If you fancy dipping into the city from a literary point of view, or want to understand its art in more depth, contact Shriti Tyagi of Beyond Bombay (tel. 98-6776-4409; beyondbombay@gmail.com). She's put together clever concept-driven tours that, in the case of her lively bookworming tours, evolve out of the plots and characters from popular books set in Mumbai -- her Shantaram tour is very popular, but she also brings to life relevant episodes from Suketu Metha's Maximum City, and will happily research other pertinent books and prepare an exclusive tour for you based on that. Also available are other ingeniously themed tours -- thali tripping for foodies, Bollywood tours for film buffs, and rasta shopping excursions for shopaholics. Shriti is the former editor of a prominent Indian art journal, so she's probably the best person in the city with whom to discover its art; she'll enlist a textile designer to accompany you on a market tour, and perhaps a journalist to take you through some social history. A typical 3-hour walking tour costs around Rs 3,000, and driving tours run Rs 5,000, with no more than six people on a tour.

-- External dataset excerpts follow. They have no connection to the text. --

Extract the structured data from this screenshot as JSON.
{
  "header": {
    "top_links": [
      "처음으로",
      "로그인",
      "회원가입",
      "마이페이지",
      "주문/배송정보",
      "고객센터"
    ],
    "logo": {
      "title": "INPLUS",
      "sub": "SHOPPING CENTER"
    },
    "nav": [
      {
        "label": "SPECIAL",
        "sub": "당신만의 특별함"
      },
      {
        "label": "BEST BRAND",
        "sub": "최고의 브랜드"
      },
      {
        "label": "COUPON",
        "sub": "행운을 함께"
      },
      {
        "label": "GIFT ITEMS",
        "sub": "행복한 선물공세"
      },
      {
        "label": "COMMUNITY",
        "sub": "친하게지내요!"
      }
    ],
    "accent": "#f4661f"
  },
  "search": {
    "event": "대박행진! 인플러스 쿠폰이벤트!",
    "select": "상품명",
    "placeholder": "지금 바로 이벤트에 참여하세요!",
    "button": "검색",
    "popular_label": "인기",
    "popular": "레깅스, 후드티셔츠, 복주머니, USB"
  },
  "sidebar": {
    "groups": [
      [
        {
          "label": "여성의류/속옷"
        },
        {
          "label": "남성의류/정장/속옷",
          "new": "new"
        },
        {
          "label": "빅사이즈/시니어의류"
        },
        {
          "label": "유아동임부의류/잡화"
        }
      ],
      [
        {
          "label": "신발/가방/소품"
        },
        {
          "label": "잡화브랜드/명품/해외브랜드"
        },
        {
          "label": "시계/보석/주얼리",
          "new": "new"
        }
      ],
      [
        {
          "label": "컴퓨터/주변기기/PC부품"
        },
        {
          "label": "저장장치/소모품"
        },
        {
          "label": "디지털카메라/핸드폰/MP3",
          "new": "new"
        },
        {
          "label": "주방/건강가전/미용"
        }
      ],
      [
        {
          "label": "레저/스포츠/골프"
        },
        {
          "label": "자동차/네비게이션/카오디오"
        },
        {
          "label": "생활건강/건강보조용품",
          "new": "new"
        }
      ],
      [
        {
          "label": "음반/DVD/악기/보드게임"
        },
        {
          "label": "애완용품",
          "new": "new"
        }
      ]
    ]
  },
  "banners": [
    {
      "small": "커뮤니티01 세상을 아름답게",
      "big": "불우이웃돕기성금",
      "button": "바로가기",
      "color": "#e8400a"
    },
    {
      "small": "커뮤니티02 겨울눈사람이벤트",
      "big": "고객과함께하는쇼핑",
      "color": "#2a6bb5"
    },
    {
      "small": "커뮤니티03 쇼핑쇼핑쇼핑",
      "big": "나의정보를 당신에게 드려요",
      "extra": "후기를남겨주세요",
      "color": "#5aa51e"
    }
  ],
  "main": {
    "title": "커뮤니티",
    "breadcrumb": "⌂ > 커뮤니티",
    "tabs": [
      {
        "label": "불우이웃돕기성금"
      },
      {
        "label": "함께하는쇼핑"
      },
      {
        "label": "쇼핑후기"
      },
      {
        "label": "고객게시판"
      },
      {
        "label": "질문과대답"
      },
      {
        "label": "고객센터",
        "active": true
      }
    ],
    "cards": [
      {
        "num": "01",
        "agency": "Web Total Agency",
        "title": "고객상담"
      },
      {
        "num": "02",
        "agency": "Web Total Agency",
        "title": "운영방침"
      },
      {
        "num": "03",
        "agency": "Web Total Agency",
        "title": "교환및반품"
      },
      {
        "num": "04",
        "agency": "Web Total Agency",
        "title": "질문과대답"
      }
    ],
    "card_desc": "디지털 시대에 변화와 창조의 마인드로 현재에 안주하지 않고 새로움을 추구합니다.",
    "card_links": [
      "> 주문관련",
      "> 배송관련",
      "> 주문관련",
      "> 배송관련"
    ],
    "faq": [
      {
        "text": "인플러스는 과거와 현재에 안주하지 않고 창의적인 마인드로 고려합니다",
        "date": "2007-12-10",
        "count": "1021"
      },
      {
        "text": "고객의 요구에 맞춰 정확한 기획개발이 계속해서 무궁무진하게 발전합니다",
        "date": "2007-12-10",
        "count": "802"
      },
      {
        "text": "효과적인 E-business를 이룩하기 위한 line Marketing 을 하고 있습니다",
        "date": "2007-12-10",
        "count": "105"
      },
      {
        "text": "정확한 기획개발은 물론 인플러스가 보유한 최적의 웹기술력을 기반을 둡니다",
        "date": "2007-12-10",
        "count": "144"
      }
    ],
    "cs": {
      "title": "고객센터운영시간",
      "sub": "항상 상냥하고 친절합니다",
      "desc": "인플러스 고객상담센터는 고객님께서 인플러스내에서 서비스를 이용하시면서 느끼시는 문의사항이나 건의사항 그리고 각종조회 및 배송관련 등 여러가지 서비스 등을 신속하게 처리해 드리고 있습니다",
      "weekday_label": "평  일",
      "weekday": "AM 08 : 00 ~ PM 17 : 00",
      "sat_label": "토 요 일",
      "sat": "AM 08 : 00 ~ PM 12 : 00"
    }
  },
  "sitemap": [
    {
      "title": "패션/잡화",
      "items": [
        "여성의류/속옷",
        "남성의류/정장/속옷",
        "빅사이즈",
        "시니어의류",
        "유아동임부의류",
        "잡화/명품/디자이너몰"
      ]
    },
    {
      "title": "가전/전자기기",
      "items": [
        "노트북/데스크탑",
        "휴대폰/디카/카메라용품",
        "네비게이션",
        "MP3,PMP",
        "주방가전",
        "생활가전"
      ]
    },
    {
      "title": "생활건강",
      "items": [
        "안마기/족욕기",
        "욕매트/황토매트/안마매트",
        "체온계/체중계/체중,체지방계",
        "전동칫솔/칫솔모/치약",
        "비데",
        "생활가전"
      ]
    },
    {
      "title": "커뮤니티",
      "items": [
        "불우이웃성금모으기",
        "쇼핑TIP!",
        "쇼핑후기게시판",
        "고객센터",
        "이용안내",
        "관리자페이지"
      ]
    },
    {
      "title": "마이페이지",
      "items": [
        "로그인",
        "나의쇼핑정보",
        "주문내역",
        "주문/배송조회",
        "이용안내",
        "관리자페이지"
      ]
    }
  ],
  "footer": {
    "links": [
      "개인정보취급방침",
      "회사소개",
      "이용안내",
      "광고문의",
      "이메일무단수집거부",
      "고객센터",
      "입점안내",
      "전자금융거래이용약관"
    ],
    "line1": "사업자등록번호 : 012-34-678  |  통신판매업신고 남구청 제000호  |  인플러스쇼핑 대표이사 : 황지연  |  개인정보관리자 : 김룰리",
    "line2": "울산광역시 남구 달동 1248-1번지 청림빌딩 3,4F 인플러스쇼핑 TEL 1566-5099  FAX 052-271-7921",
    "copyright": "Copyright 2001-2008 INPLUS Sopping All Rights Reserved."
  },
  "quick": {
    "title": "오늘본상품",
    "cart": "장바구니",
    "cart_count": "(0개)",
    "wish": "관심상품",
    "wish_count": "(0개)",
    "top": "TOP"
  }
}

Shriti's landmark-oriented tours are good for getting a sense of the city, but if you like building design, a group of young architects conducts Bombay Heritage Walks (tel. 022/2369-0992; www.bombayheritagewalks.com), usually on Sundays mid-September to early May, with special monsoon walks June to September. If you have any interest in architecture, they're quite a gripping way to take in various fascinating parts of the city.

Finally, you could see the city on one of the invigorating full-morning South Mumbai Cycle Tours that happen every Sunday (Sept-June), when the streets are relatively free of traffic. The tour starts at 7am from Eros Theatre opposite Churchgate Station, and culminates with lunch at Café Mondegar in Colaba. You'll take in Marine Drive's Art Deco buildings, and check out the diversity of Classical, Gothic, Neo-Gothic, and Indo-Saracenic buildings and landmarks in both well-known and undiscovered parts of south Mumbai; there's some commentary on the history, too. The tour costs Rs 1,250 per person for a minimum of six participants, and includes the cycle, guide, breakfast, and lunch; check out www.odati.com for more information.

Note: This information was accurate when it was published, but can change without notice. Please be sure to confirm all rates and details directly with the companies in question before planning your trip.